Question 6.10.12: Graphing an Exponential Function with a Base Between 0 and 1......

a) We begin by substituting values for x and calculating values for y. We then plot the ordered pairs and use these points to sketch the graph.
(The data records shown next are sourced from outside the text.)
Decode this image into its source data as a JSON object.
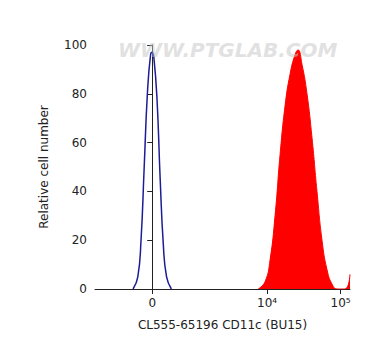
{
  "chart_data": {
    "type": "histogram",
    "xlabel": "CL555-65196 CD11c (BU15)",
    "ylabel": "Relative cell number",
    "annotations": [
      "WWW.PTGLAB.COM"
    ],
    "xlim": [
      -1600,
      134000
    ],
    "xticks": [
      0,
      {
        "value": 10000,
        "label": "10⁴"
      },
      {
        "value": 100000,
        "label": "10⁵"
      }
    ],
    "ylim": [
      0,
      100
    ],
    "yticks": [
      0,
      20,
      40,
      60,
      80,
      100
    ],
    "grid": false,
    "series": [
      {
        "type": "line",
        "color": "#1c1c96",
        "x": [
          -350,
          -256,
          -196,
          -139,
          -83,
          -28,
          0,
          28,
          83,
          139,
          196,
          256,
          350
        ],
        "values": [
          0,
          5,
          20,
          50,
          80,
          96,
          97,
          95,
          78,
          45,
          18,
          5,
          0
        ]
      },
      {
        "type": "area",
        "color": "#ff0000",
        "x": [
          7550,
          9390,
          10990,
          12840,
          15020,
          17550,
          20520,
          23990,
          26350,
          29870,
          34900,
          40810,
          47700,
          55800,
          65200,
          76300,
          89200,
          114400,
          134000
        ],
        "values": [
          0,
          3,
          12,
          30,
          55,
          75,
          88,
          96,
          98,
          92,
          80,
          62,
          40,
          20,
          8,
          2,
          0,
          0,
          6
        ]
      }
    ]
  }
}
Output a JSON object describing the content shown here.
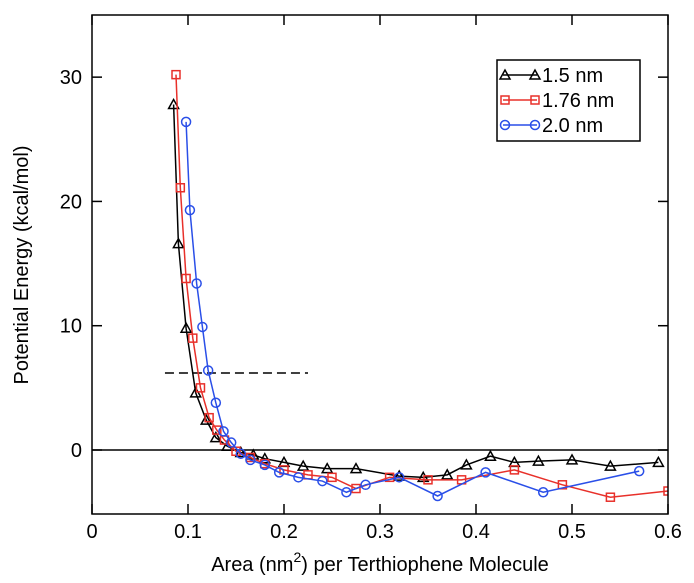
{
  "chart_data": {
    "type": "line",
    "y_label": "Potential Energy (kcal/mol)",
    "x_label": [
      "Area (nm",
      "2",
      ") per Terthiophene Molecule"
    ],
    "xlim": [
      0,
      0.6
    ],
    "xticks": [
      0,
      0.1,
      0.2,
      0.3,
      0.4,
      0.5,
      0.6
    ],
    "ylim": [
      -5.15,
      35
    ],
    "yticks": [
      0,
      10,
      20,
      30
    ],
    "zero_line": 0,
    "reference_line": {
      "x": [
        0.076,
        0.225
      ],
      "y": 6.2
    },
    "legend": "upper right",
    "series": [
      {
        "name": "1.5 nm",
        "color": "#000000",
        "marker": "triangle",
        "x": [
          0.085,
          0.09,
          0.098,
          0.108,
          0.119,
          0.129,
          0.141,
          0.155,
          0.168,
          0.18,
          0.2,
          0.22,
          0.245,
          0.275,
          0.32,
          0.345,
          0.37,
          0.39,
          0.415,
          0.44,
          0.465,
          0.5,
          0.54,
          0.59
        ],
        "values": [
          27.8,
          16.6,
          9.8,
          4.6,
          2.4,
          1.0,
          0.3,
          -0.2,
          -0.4,
          -0.7,
          -1.0,
          -1.3,
          -1.5,
          -1.5,
          -2.1,
          -2.2,
          -2.0,
          -1.2,
          -0.5,
          -1.0,
          -0.9,
          -0.8,
          -1.3,
          -1.0
        ]
      },
      {
        "name": "1.76 nm",
        "color": "#e8302a",
        "marker": "square",
        "x": [
          0.0875,
          0.092,
          0.098,
          0.105,
          0.113,
          0.122,
          0.13,
          0.138,
          0.15,
          0.165,
          0.18,
          0.2,
          0.225,
          0.25,
          0.275,
          0.31,
          0.35,
          0.385,
          0.44,
          0.49,
          0.54,
          0.6
        ],
        "values": [
          30.2,
          21.1,
          13.8,
          9.0,
          5.0,
          2.6,
          1.6,
          0.8,
          -0.1,
          -0.6,
          -1.1,
          -1.6,
          -2.0,
          -2.2,
          -3.1,
          -2.2,
          -2.4,
          -2.4,
          -1.6,
          -2.8,
          -3.8,
          -3.3
        ]
      },
      {
        "name": "2.0 nm",
        "color": "#2a4fe8",
        "marker": "circle",
        "x": [
          0.098,
          0.102,
          0.109,
          0.115,
          0.121,
          0.129,
          0.137,
          0.145,
          0.155,
          0.165,
          0.18,
          0.195,
          0.215,
          0.24,
          0.265,
          0.285,
          0.32,
          0.36,
          0.41,
          0.47,
          0.57
        ],
        "values": [
          26.4,
          19.3,
          13.4,
          9.9,
          6.4,
          3.8,
          1.5,
          0.6,
          -0.3,
          -0.8,
          -1.2,
          -1.8,
          -2.2,
          -2.5,
          -3.4,
          -2.8,
          -2.2,
          -3.7,
          -1.8,
          -3.4,
          -1.7
        ]
      }
    ]
  }
}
To evaluate a fraction with a negative exponent, we use the fact that

\left ( \begin{matrix} \frac{a}{b} \end{matrix} \right )^{-x} = \left ( \begin{matrix} \frac{b}{a} \end{matrix} \right )^x

For example,

\left ( \begin{matrix} \frac{1}{2} \end{matrix} \right )^{-3} = \left ( \begin{matrix} \frac{2}{1} \end{matrix} \right )³ = 8

Then

y = \left ( \begin{matrix} \frac{1}{2} \end{matrix} \right )^x

x = -3,     y = \left ( \begin{matrix} \frac{1}{2} \end{matrix} \right )^{-3} = 2³ = 8

x = -2,     y = \left ( \begin{matrix} \frac{1}{2} \end{matrix} \right )^{-2} = 2² = 4

x = -1,     y = \left ( \begin{matrix} \frac{1}{2} \end{matrix} \right )^{-1} = 2¹ = 2

x = 0,     y = \left ( \begin{matrix} \frac{1}{2} \end{matrix} \right )^0 = 1

x = 1,     y = \left ( \begin{matrix} \frac{1}{2} \end{matrix} \right )¹ = \frac{1}{2}

x = 2,     y = \left ( \begin{matrix} \frac{1}{2} \end{matrix} \right )² = \frac{1}{4}

x = 3,     y = \left ( \begin{matrix} \frac{1}{2} \end{matrix} \right )³ = \frac{1}{8}

The graph is illustrated in Fig. 6.50.

b) The domain is the set of all real numbers, \mathbb{R}. The range is y > 0.